Adı üstünde ünlü, star. Niye sen ben gibi olduğunu kanıtlamaya çalışıyor?
İşini iyi yap yeter, seven sever, sevmeyen sevmez. Ama yok, ille ne kadar doğal olduğunu, ne kadar içten olduğunu, ne kadar "bizden biri" olduklarını her fırsatta kanıtlayacaklar.
Değiliz bebeğim, ayrı dünyaların insanlarıyız ve bundan da rahatsız değiliz siz niye böyle tavırlar içindesiniz?

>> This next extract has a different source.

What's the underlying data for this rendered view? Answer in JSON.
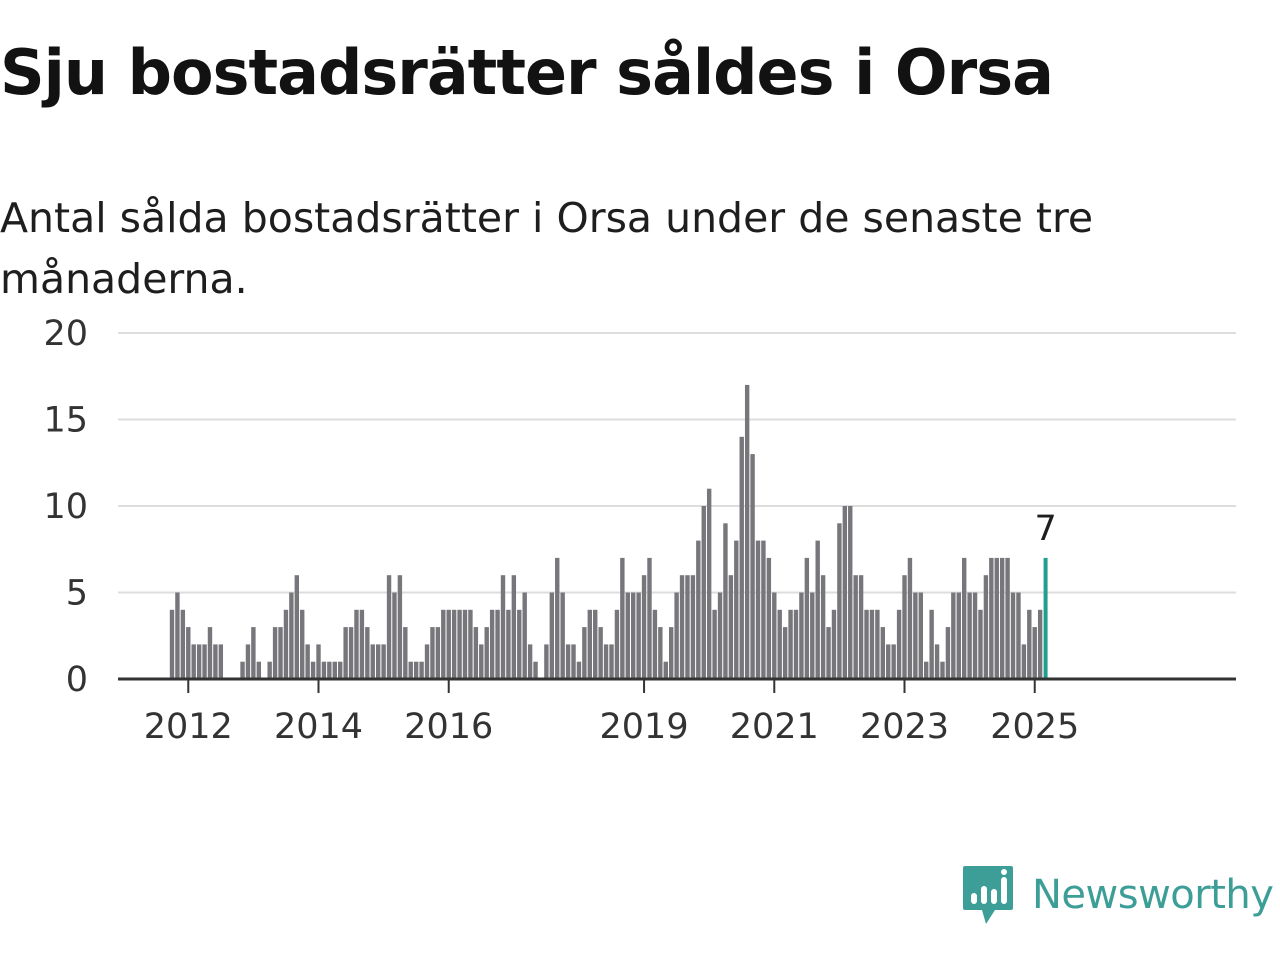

Aşkın da en güzelini o yaşadığı gibi tabii ki boşanmanın da en doğru ve düzgününü o yapıyor. Balayında umreye gitmeli başlayan evlilik, laf sokmalı Mevlana sözleriyle sona erdi kısa bir süre içinde.
Bekliyor muyduk? Elbette.
O kadar göze sokmalı yüce bir aşk yaşanıyordu ki, hemen anlaşılıyor bir şeylerin yolunda gitmediği.
Dışarıya kusursuz bir hayat çizenlerin hemen hemen hepsi aynı durumu yaşıyor. Başkasını inandırmaya çalıştığın yalana en başta kendin inanmayınca patlıyor bir yerden işte. Instoşta gördüğünüz o biçimli popolara, mutlu aşklara, her fotoğrafını “#happy” hashtagiyle paylaşanlara aldanmayın yani, evde adam bilgisayarın başından kalksın diye canları çıkıyor o hatunların.
Neyse konu dağıldı. Gülben Ergen'in bizi dünyanın en büyük aşkını yaşadığına inandırmasını istememiştik, kendisi için en hayırlısının bu olduğuna inandırmaya çalışmasını da beklemiyoruz.
Ama işte o samimi olma, her duygusunu samimiyetle paylaşıyor gibi görünme tavrı o kadar göz bürümüş ki, hemen çocukları, ne kadar fedakar bir anne olduğu devreye girmiş.
Boşanmasıyla ilgili tek bir yorum bile yapmayacakmış, ta ki yeni başlayacak sabah showunun ilk bölümünde, her şeye cevap verecekmiş.
Vallahi samimiyet akıyor paçalardan, tutun tutun.
Her sabah birbirini yiyen magazin masaları kadar baygınlık verdi bunlar artık.
Bunun adına "yıkılmadım ayaktayım" sendromu diyorum. Aynısından Demet Şener de muzdarip.
Evliyken kocam da kocam, oh çatlayın patlayın, boşanınca ne kadar güçlü kadınlar oldukları geliyor akıllarına.
"Ünlüler örnek olmalı" düşüncesinde değilim ama kendilerine samimiyet ve içtenlik misyonu yükleyeceklerine kendilerine hayran kadınlara yol göstersinler.
Boşanınca akla gelen özgür bireylik, evlenince kocam köylülükle olmaz tabii.